Court: School Grants Violate Church, State
Judge Rules N.H. Scholarship Plan Effectively Funds Religious Schools
Concord — A judge yesterday declared New Hampshire’s new scholarship program unconstitutional but allowed it to continue as long as none of the money goes to religious schools.
Under the program created last summer, businesses get tax credits for donating to a private organization that awards scholarships to students attending either private or public schools. The program’s supporters argue it would provide educational choice to low-income parents, while opponents have cast it as a back-door voucher system that diverts taxpayer money to religious schools.
The program was enacted by Republican lawmakers who overrode a veto by then-Gov. John Lynch, a Democrat. It survived a repeal attempt earlier this year, but was significantly altered by yesterday’s court ruling.
In his ruling, Strafford County Superior Court Judge John Lewis sided with the New Hampshire Civil Liberties Union and Americans United for Separation of Church and State, which challenged the program on behalf of a group of taxpayers.
“New Hampshire students, and their parents, certainly have the right to choose a religious education. However the government is under no obligation to fund ‘religious’ education,” Lewis wrote. “Indeed, the government is expressly forbidden from doing so by the very language of the New Hampshire Constitution.”
The state and organization administering the program argued that the money should not be considered “public funds” because it stems from private donations and then passes through the hands of the scholarship organizations. But the judge rejected that argument, saying that the program diverts money that would otherwise be flowing to the government.

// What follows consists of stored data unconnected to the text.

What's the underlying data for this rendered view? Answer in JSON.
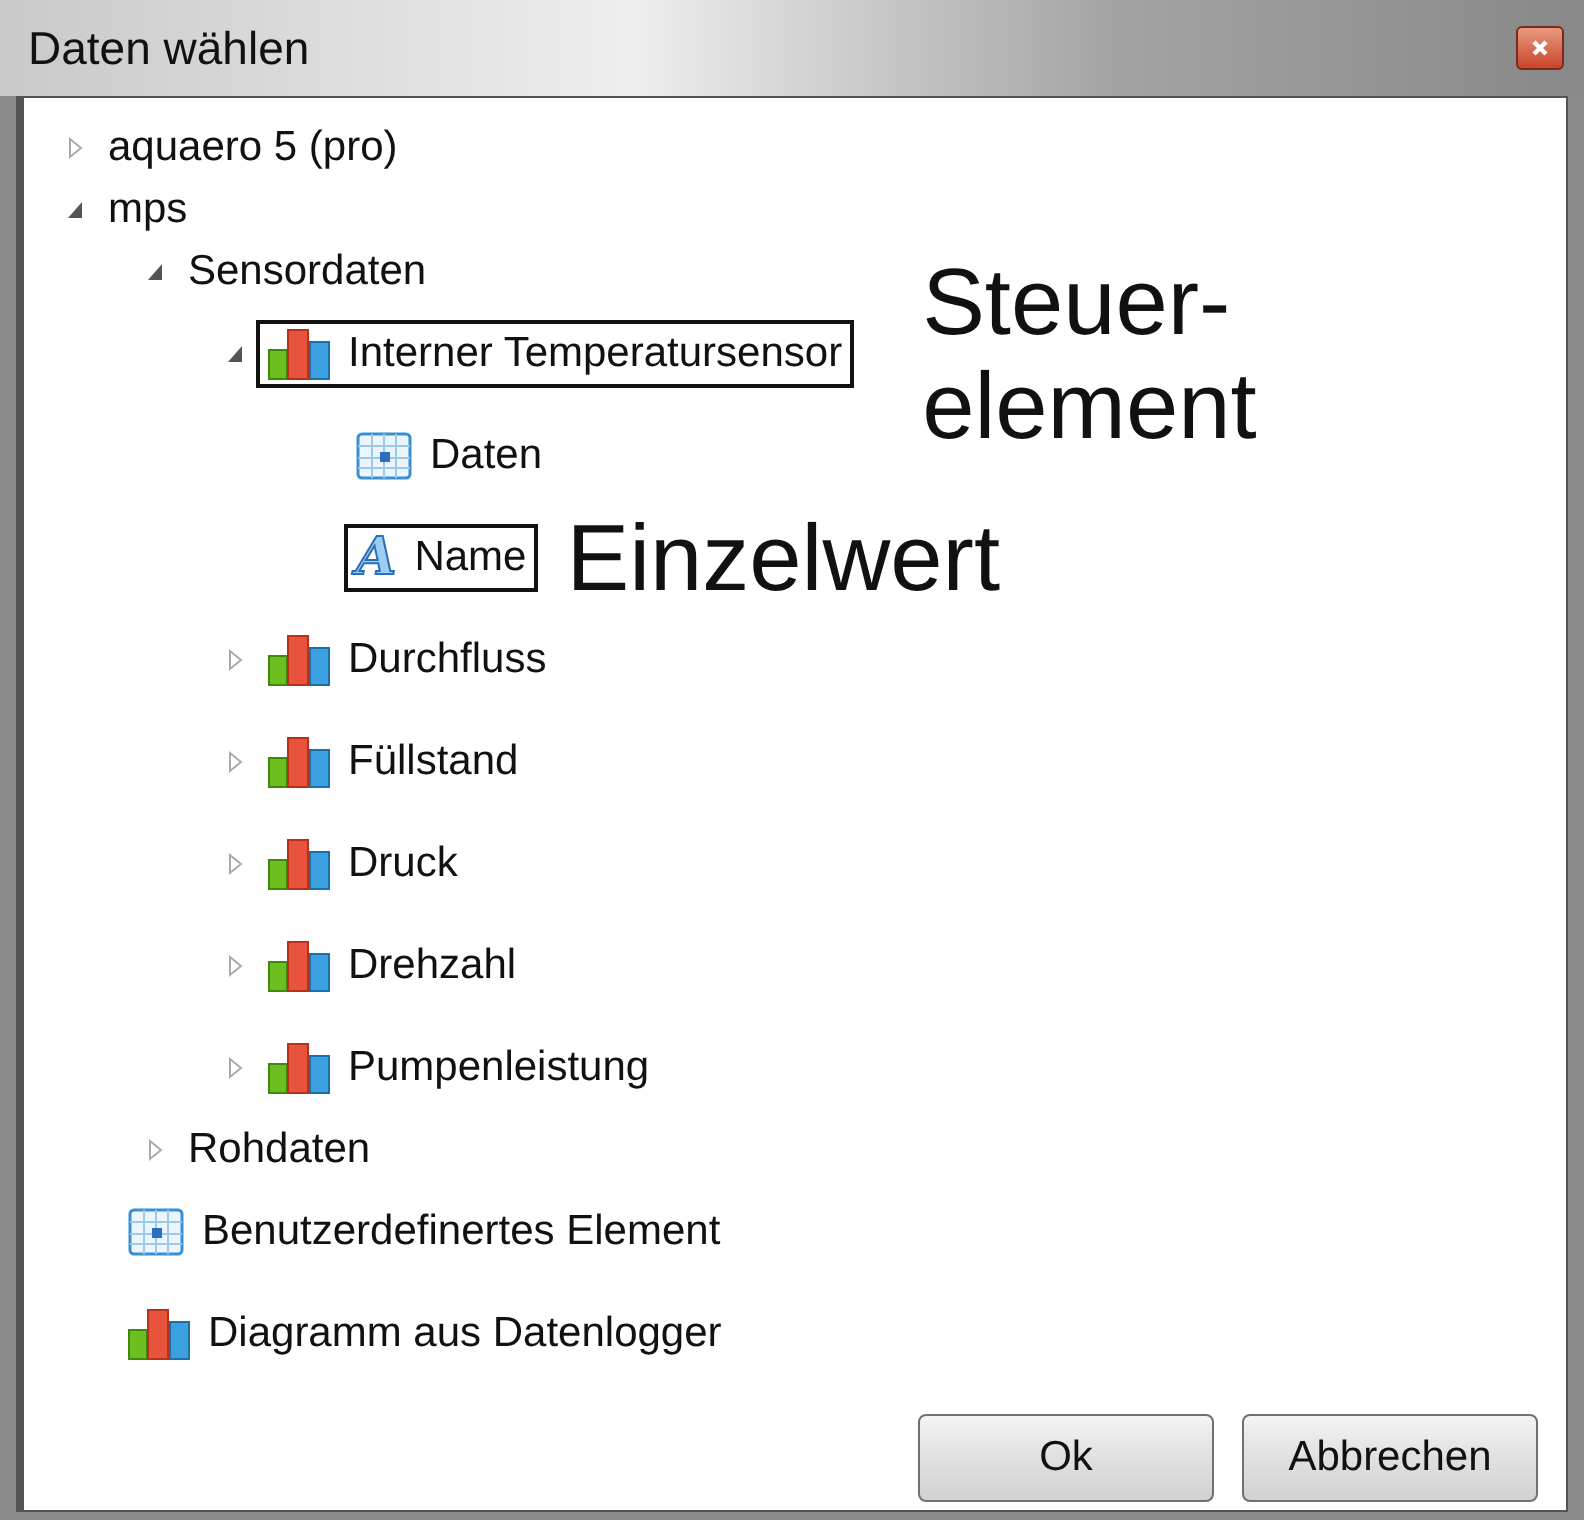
{
  "window": {
    "title": "Daten wählen"
  },
  "tree": [
    {
      "label": "aquaero 5 (pro)",
      "expanded": false
    },
    {
      "label": "mps",
      "expanded": true,
      "children": [
        {
          "label": "Sensordaten",
          "expanded": true,
          "children": [
            {
              "label": "Interner Temperatursensor",
              "kind": "chart",
              "expanded": true,
              "boxed": true,
              "annotation": "Steuer-element",
              "children": [
                {
                  "label": "Daten",
                  "kind": "table"
                },
                {
                  "label": "Name",
                  "kind": "text",
                  "glyph": "A",
                  "boxed": true,
                  "annotation": "Einzelwert"
                }
              ]
            },
            {
              "label": "Durchfluss",
              "kind": "chart",
              "expanded": false
            },
            {
              "label": "Füllstand",
              "kind": "chart",
              "expanded": false
            },
            {
              "label": "Druck",
              "kind": "chart",
              "expanded": false
            },
            {
              "label": "Drehzahl",
              "kind": "chart",
              "expanded": false
            },
            {
              "label": "Pumpenleistung",
              "kind": "chart",
              "expanded": false
            }
          ]
        },
        {
          "label": "Rohdaten",
          "expanded": false
        }
      ]
    },
    {
      "label": "Benutzerdefinertes Element",
      "kind": "table"
    },
    {
      "label": "Diagramm aus Datenlogger",
      "kind": "chart"
    }
  ],
  "buttons": [
    "Ok",
    "Abbrechen"
  ]
}
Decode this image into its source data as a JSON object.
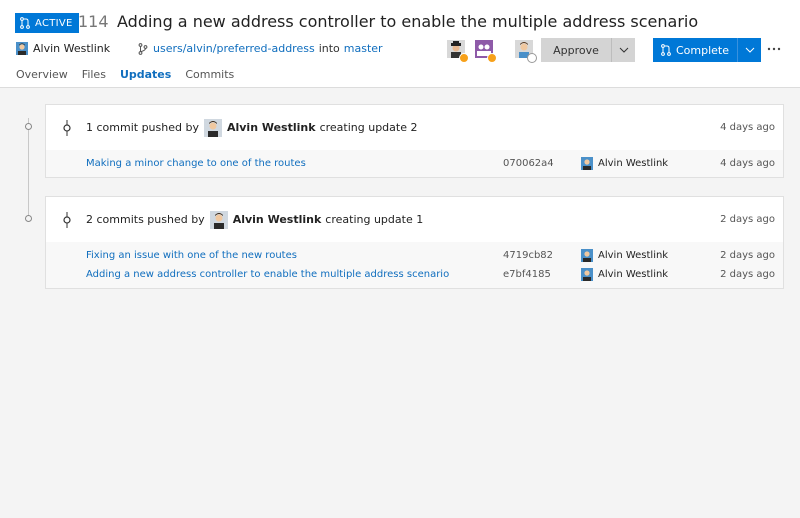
{
  "header": {
    "status": "ACTIVE",
    "pr_id": "114",
    "title": "Adding a new address controller to enable the multiple address scenario",
    "author": "Alvin Westlink",
    "source_branch": "users/alvin/preferred-address",
    "into_text": "into",
    "target_branch": "master",
    "approve_label": "Approve",
    "complete_label": "Complete"
  },
  "tabs": [
    "Overview",
    "Files",
    "Updates",
    "Commits"
  ],
  "active_tab": "Updates",
  "updates": [
    {
      "count_text": "1 commit pushed by",
      "author": "Alvin Westlink",
      "suffix": "creating update 2",
      "time": "4 days ago",
      "commits": [
        {
          "message": "Making a minor change to one of the routes",
          "hash": "070062a4",
          "author": "Alvin Westlink",
          "time": "4 days ago"
        }
      ]
    },
    {
      "count_text": "2 commits pushed by",
      "author": "Alvin Westlink",
      "suffix": "creating update 1",
      "time": "2 days ago",
      "commits": [
        {
          "message": "Fixing an issue with one of the new routes",
          "hash": "4719cb82",
          "author": "Alvin Westlink",
          "time": "2 days ago"
        },
        {
          "message": "Adding a new address controller to enable the multiple address scenario",
          "hash": "e7bf4185",
          "author": "Alvin Westlink",
          "time": "2 days ago"
        }
      ]
    }
  ],
  "colors": {
    "accent": "#0078d7",
    "link": "#106ebe",
    "pending": "#f7a11a"
  }
}
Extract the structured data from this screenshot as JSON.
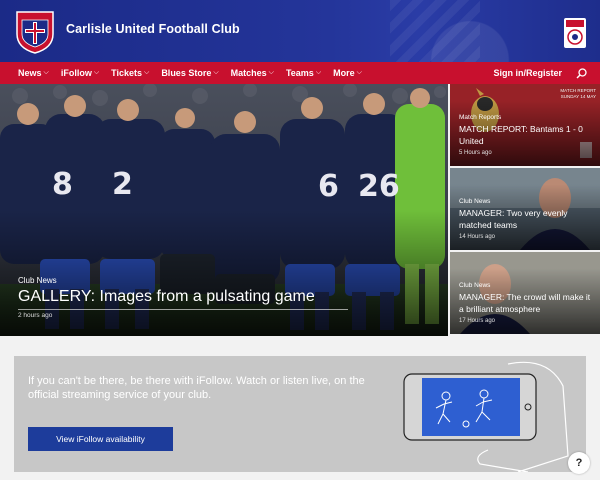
{
  "header": {
    "club_name": "Carlisle United Football Club",
    "crest_text_top": "CARLISLE UNITED",
    "crest_text_bottom": "FOOTBALL CLUB"
  },
  "nav": {
    "items": [
      {
        "label": "News",
        "icon": "chevron-down-icon"
      },
      {
        "label": "iFollow",
        "icon": "chevron-down-icon"
      },
      {
        "label": "Tickets",
        "icon": "chevron-down-icon"
      },
      {
        "label": "Blues Store",
        "icon": "chevron-down-icon"
      },
      {
        "label": "Matches",
        "icon": "chevron-down-icon"
      },
      {
        "label": "Teams",
        "icon": "chevron-down-icon"
      },
      {
        "label": "More",
        "icon": "chevron-down-icon"
      }
    ],
    "sign_in": "Sign in/Register",
    "search_icon": "search-icon"
  },
  "hero": {
    "category": "Club News",
    "title": "GALLERY: Images from a pulsating game",
    "time": "2 hours ago",
    "shirt_numbers": [
      "8",
      "2",
      "6",
      "26"
    ]
  },
  "side_cards": [
    {
      "category": "Match Reports",
      "title": "MATCH REPORT: Bantams 1 - 0 United",
      "time": "5 Hours ago",
      "badge": "MATCH REPORT\nSUNDAY 14 MAY"
    },
    {
      "category": "Club News",
      "title": "MANAGER: Two very evenly matched teams",
      "time": "14 Hours ago"
    },
    {
      "category": "Club News",
      "title": "MANAGER: The crowd will make it a brilliant atmosphere",
      "time": "17 Hours ago"
    }
  ],
  "ifollow": {
    "text": "If you can't be there, be there with iFollow. Watch or listen live, on the official streaming service of your club.",
    "button": "View iFollow availability"
  },
  "help": {
    "label": "?"
  },
  "colors": {
    "brand_blue": "#1b2a87",
    "nav_red": "#c8102e",
    "button_blue": "#1d3c9b"
  }
}
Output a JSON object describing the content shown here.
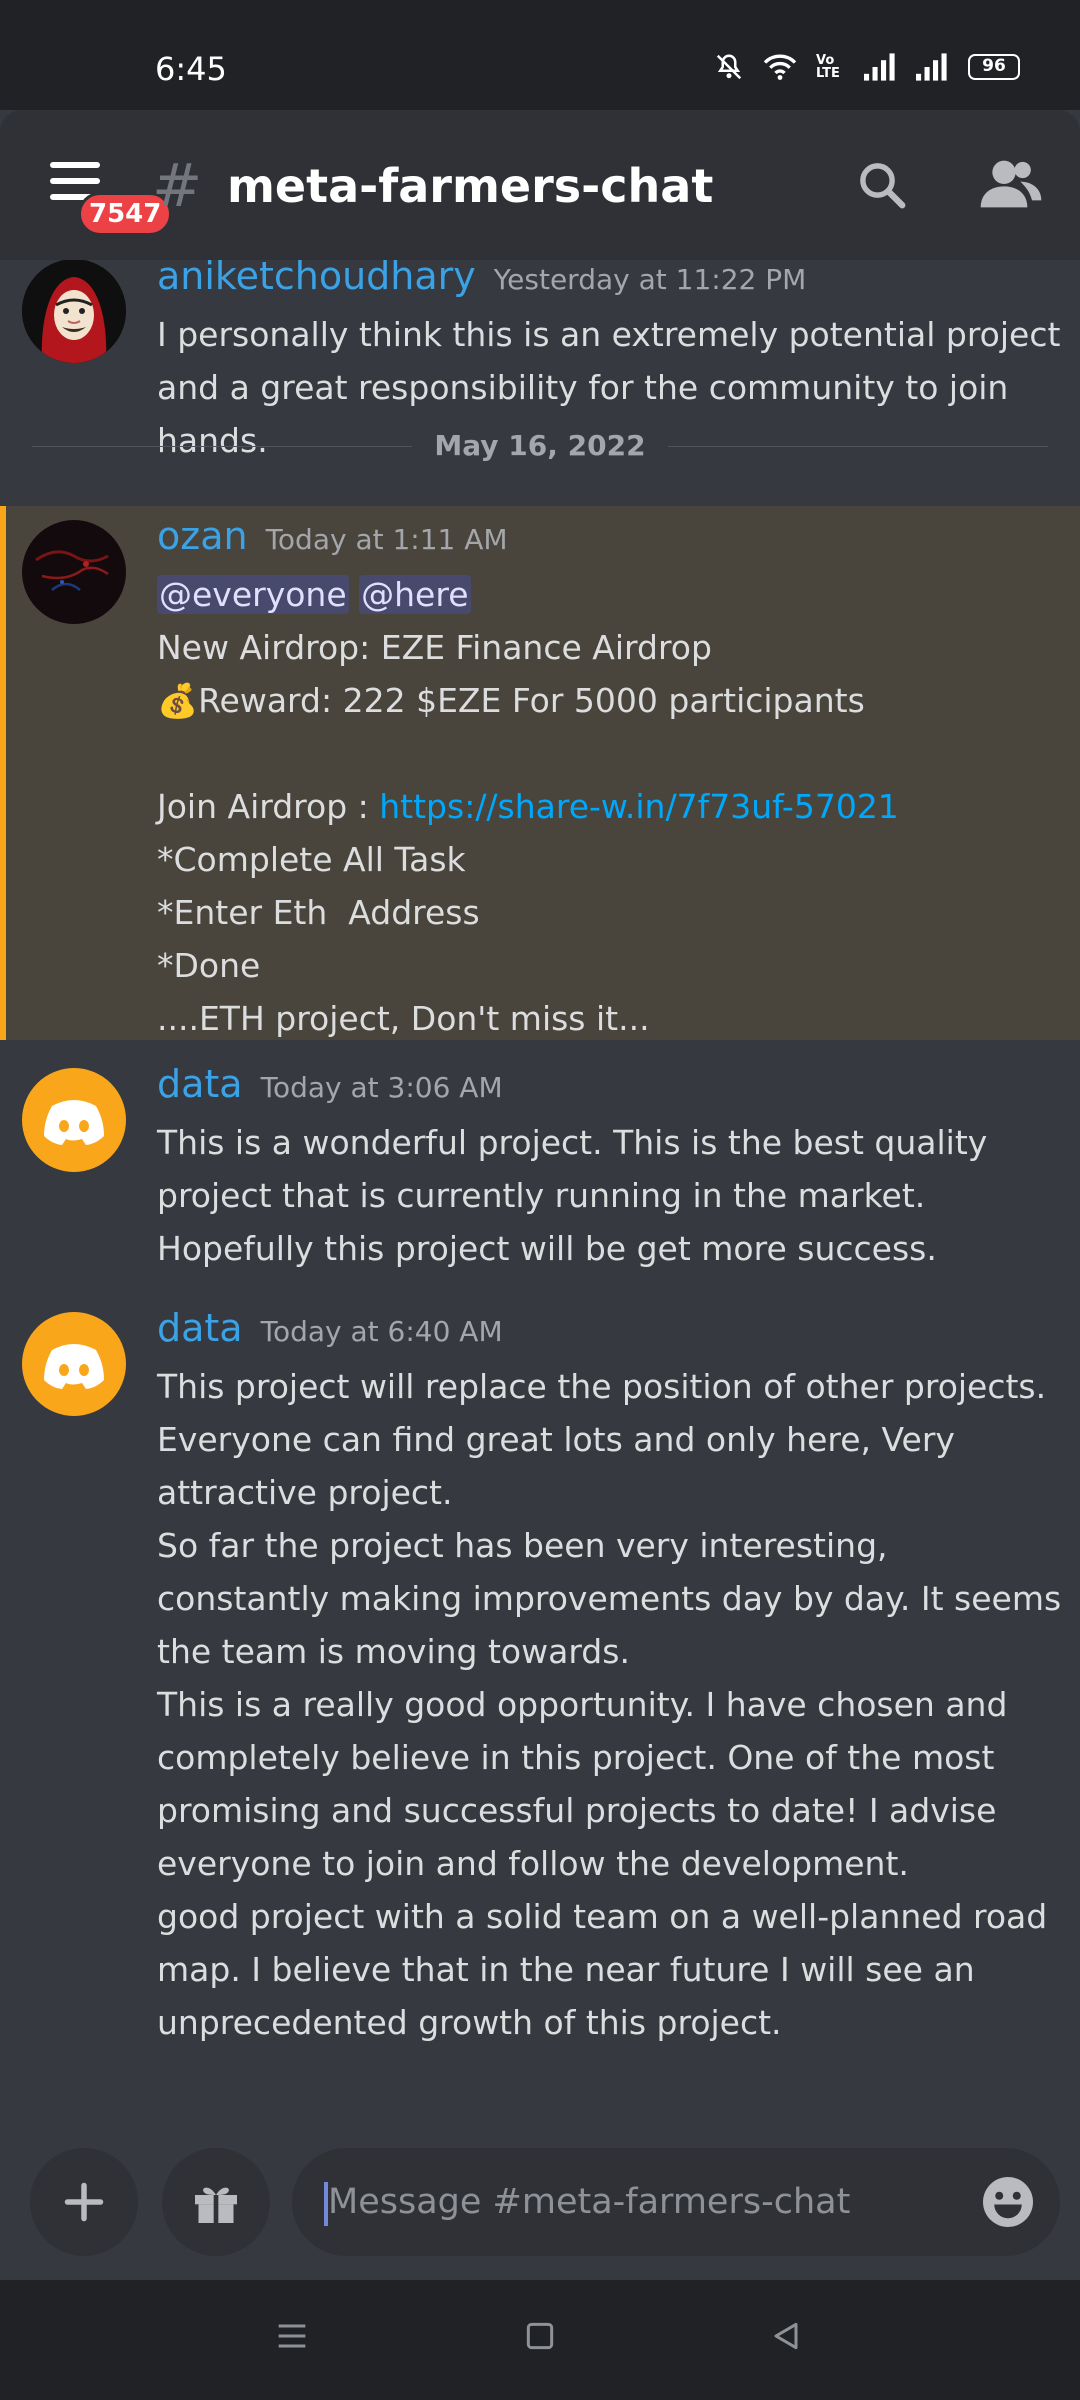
{
  "status_bar": {
    "time": "6:45",
    "network_label": "Vo LTE",
    "battery": "96"
  },
  "header": {
    "notification_count": "7547",
    "channel_name": "meta-farmers-chat"
  },
  "messages": [
    {
      "author": "aniketchoudhary",
      "timestamp": "Yesterday at 11:22 PM",
      "lines": [
        "I personally think this is an extremely potential project and a great responsibility for the community to join hands."
      ]
    },
    {
      "author": "ozan",
      "timestamp": "Today at 1:11 AM",
      "mentions": [
        "@everyone",
        "@here"
      ],
      "lines": [
        "New Airdrop: EZE Finance Airdrop",
        "💰Reward: 222 $EZE For 5000 participants"
      ],
      "join_prefix": "Join Airdrop : ",
      "join_link": "https://share-w.in/7f73uf-57021",
      "tail_lines": [
        "*Complete All Task",
        "*Enter Eth  Address",
        "*Done",
        "....ETH project, Don't miss it..."
      ]
    },
    {
      "author": "data",
      "timestamp": "Today at 3:06 AM",
      "lines": [
        "This is a wonderful project. This is the best quality project that is currently running in the market. Hopefully this project will be get more success."
      ]
    },
    {
      "author": "data",
      "timestamp": "Today at 6:40 AM",
      "lines": [
        "This project will replace the position of other projects. Everyone can find great lots and only here, Very attractive project.",
        "So far the project has been very interesting, constantly making improvements day by day. It seems the team is moving towards.",
        "This is a really good opportunity. I have chosen and completely believe in this project. One of the most promising and successful projects to date! I advise everyone to join and follow the development.",
        "good project with a solid team on a well-planned road map. I believe that in the near future I will see an unprecedented growth of this project."
      ]
    }
  ],
  "date_divider": "May 16, 2022",
  "composer": {
    "placeholder": "Message #meta-farmers-chat"
  },
  "colors": {
    "background": "#36393f",
    "header": "#2f3136",
    "author": "#3ba2e6",
    "mention_highlight": "#49443c",
    "mention_bar": "#faa61a",
    "link": "#00a8fc",
    "badge": "#ed4245",
    "discord_avatar": "#faa61a"
  },
  "icons": {
    "menu": "hamburger-menu-icon",
    "search": "search-icon",
    "members": "members-icon",
    "add": "plus-icon",
    "gift": "gift-icon",
    "emoji": "emoji-icon"
  }
}
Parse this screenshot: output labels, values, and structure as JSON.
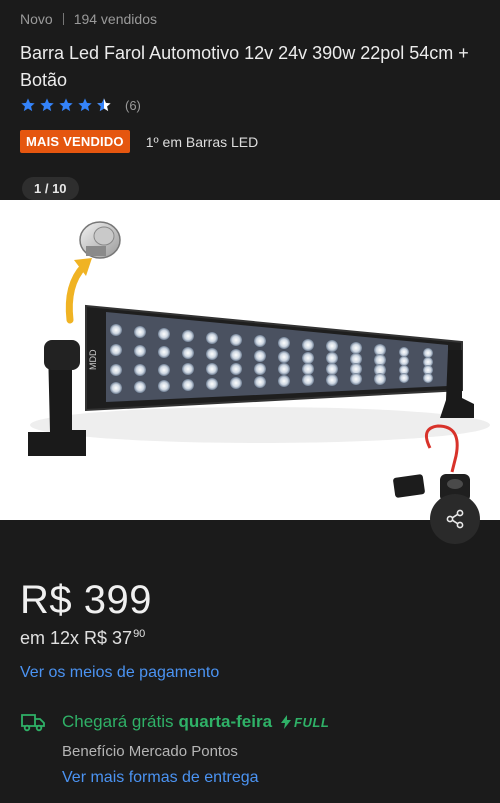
{
  "meta": {
    "condition": "Novo",
    "sold": "194 vendidos"
  },
  "product": {
    "title": "Barra Led Farol Automotivo 12v 24v 390w 22pol 54cm + Botão"
  },
  "rating": {
    "stars": 4.5,
    "count": "(6)",
    "color": "#3483fa"
  },
  "badge": {
    "label": "MAIS VENDIDO",
    "color": "#e5560f"
  },
  "rank": {
    "text": "1º em Barras LED"
  },
  "gallery": {
    "counter": "1 / 10",
    "share_icon": "share-icon",
    "brand_text": "MDD"
  },
  "price": {
    "main": "R$ 399",
    "installments_prefix": "em 12x R$ 37",
    "installments_cents": "90"
  },
  "links": {
    "payment": "Ver os meios de pagamento",
    "shipping": "Ver mais formas de entrega"
  },
  "shipping": {
    "prefix": "Chegará grátis",
    "day": "quarta-feira",
    "full": "FULL",
    "benefit": "Benefício Mercado Pontos",
    "icon": "truck-icon",
    "color": "#2fb167"
  }
}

“We’re not surprised at the outcome because the law is so clear that taxpayer money cannot be used for religious education,” said attorney Barbara Keshen of the New Hampshire Civil Liberties Union. “On some level, it’s unfortunate that the state was put the expense of defending this law, which was obviously unconstitutional.”
Kate Baker, executive director of the Network for Educational Opportunity, said her group would appeal yesterday’s ruling to the state Supreme Court.
“It’s disappointing, because clearly it limits the choices parents can make, and my entire purpose has been to create options for families,” she said. “This says to them, they can’t make a choice. Parents know best, right? They should be able to choose the education they think is best for their children. This ruling is almost discrimination.”
Baker said businesses have committed to $250,000 in donations, and more than 1,000 families have applied for scholarships. The plan is to award them by the end of July, but depending on what happens in court, recipients may not have all the options they envisioned.
“The intent of the law was to empower parents, and create choices so they can choose the best option — home schooling, or a public school, or any private school. That makes sense, because then you’re opening all those doors,” she said. “This is closing one of those doors.”